Кузаев тоже снял фуражку. И я. И Селезнев. Постояли молча.

— Смотрите, как побита стена. Их расстреливал целый взвод. Такие страшные были для них эти женщины с крестиками.

Ванда опустилась на колени, чтобы поправить цветы.

— Ой, смотрите, что я нашла! Пуля!

Пуля была из немецкого автомата. Они скосили монашек из автоматов.

Осмотрели дом. Удивились, что нет икон, только небольшой зал расписан картинами на библейские сюжеты.
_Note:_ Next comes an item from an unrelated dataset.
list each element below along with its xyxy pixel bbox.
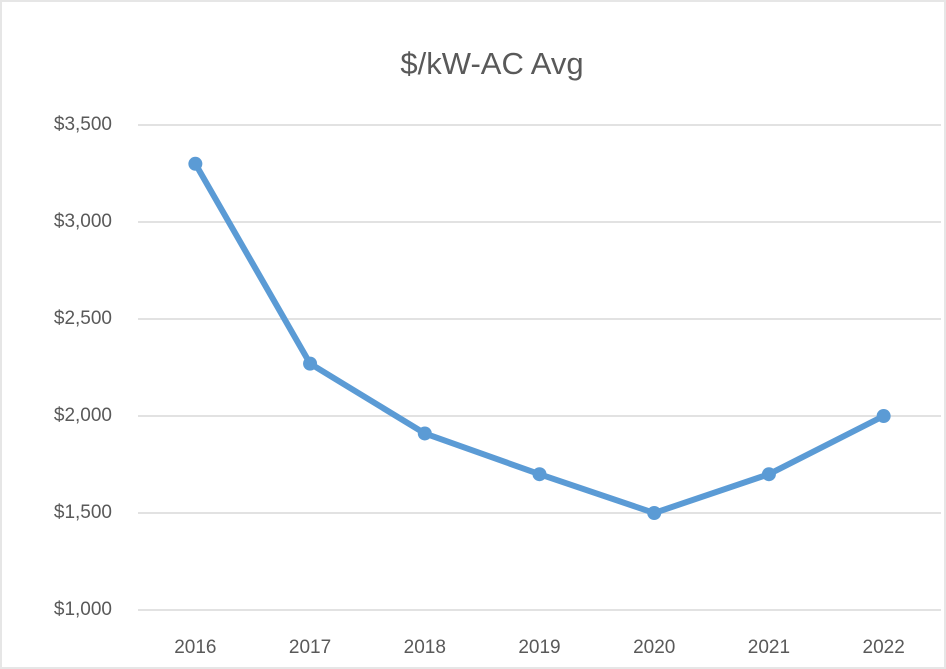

— Что-то не хочется мне занимать этот монастырь, — сказал Кузаев.

— Почему? — удивилась Ванда. — Боюсь, через неделю-другую появятся хозяйки и не освободить им помещение будет нельзя. Придется переселяться.

— Товарищ майор! Я прошу занять. Только мы не оскверним святого места. Под вашей командой…

— Хитрая вы, Жмур. — Я ведь женщина, товарищ майор. К тому же — полька.

— Все польки такие, как вы?»

— Я их мало видела. Только читала…

— Счастливая была бы нация, будь в ней все такими, как вы, — сказал Кузаев.

Ванда, которую, казалось, ничто не могло сконфузить, обаятельно зарделась от похвалы. Мне хотелось смеяться. Я пошутил:

— Веселая была бы нация.

— Веселая, — серьезно согласился Кузаев, рассматривая распятие Христа. — Так что, расположимся под Христом? Ну ладно, убедили вы меня, молодежь. Поехали, заявим коменданту согласие, а то квартирантов у него хватает и на женский монастырь.

Снова петляя по переулкам, выехали на площадь — центральную, ее окружали красивые сооружения: величественный костел, кафедральный, знакомый Ванде по книгам, древнее здание ратуши. Еще больше удивило многолюдье. Колонны молодежи со знаменами, транспарантами шли в широко открытые ворота проезда под ратушей. Бесконечный ручеек людей, по одному, парами, семьями, с детьми, тек из костела и в костел.